La utopía tecnocientífica, advierte, «no es la única que acude a llenar el vacío ideológico social-comunista; a esta llamada acude también el populismo oportunista bajo su forma decimonónica más execrable: el nacionalismo étnico y xenófobo… Incluso algunos personajes del secesionismo catalán suspiran por la Estonia digital».
La identificación de progreso con la izquierda «tecnolátrica» –idólatra de la tecnología y la utopía secesionista– tiene su máximo propagandista en Manuel Castells, profeta panglosiano de esa presunta revolución digital que nos ha de hacer tan felices.
Sitges-Serra desmiente ese «sentido liberador» del ministro de Universidades que Colau ha colocado en el gobierno Sánchez: «¿Qué la red iba a mejorar la calidad democrática? Estamos buenos: basta con ver a Trump, Putin o los comunistas chinos inaugurando las malas artes del pirateo electoral. ¿Qué la red iba a revolucionar la educación? Ahí están las y los adolescentes abducidos por falócratas, los niños que se inician en la pornografía a los once años, o las anoréxicas que aprenden a vomitar siguiendo las instrucciones de influencers enfermas».
A la generación de los millennials, Sitges-Serra los diagnostica de «neotenia». El concepto alude a la patológica prolongación de la adolescencia que cursa con narcisismo, culpabilización del otro, ignorancia de la realidad, gratificación inmediata, desprecio de la experiencia, tribalismo, egocentrismo digital, indefinición personal… La incertidumbre millennial –caladero del nacional-populismo– condiciona la definición sexual: «Ciertas tendencias pueriles del feminismo y de la corrección política abogan por educar en el género neutro, de modo que la inter y la transexualidad podrían llegar a ser moneda corriente en esta cultura de la versatilidad absoluta», escribe.

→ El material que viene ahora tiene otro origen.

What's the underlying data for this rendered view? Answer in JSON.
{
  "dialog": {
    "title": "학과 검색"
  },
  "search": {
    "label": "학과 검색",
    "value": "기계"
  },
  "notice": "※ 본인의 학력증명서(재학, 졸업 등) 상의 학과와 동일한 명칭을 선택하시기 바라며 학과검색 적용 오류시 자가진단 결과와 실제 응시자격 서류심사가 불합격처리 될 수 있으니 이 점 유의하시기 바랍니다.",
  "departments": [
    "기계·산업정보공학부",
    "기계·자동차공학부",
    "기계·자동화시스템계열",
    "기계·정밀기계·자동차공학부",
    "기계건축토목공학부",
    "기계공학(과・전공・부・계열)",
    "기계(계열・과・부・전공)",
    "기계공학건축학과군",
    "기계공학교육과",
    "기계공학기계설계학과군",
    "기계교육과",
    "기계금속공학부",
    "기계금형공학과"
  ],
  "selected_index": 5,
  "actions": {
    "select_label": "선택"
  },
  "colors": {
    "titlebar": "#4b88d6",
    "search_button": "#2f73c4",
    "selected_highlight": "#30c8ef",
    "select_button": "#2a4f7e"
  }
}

La mirada incorrecta de Sitges-Serra sobre la sociedad infantilizada, las tecnolatrías y el gremio medicalista, le costó la reprimenda del Colegio de Médicos de Barcelona. La institución, puntualiza, «ha perdido, si es que laguna vez lo tuvo, el liderazgo intelectual de la profesión para entregarse, sin consultar a sus colegiados, al espejismo independentista».
Como tantas instituciones, doctor, sometidas al lenguaje «inclusivo» podemita, o al falsario «derecho a decidir» secesionista: las caretas del totalitarismo.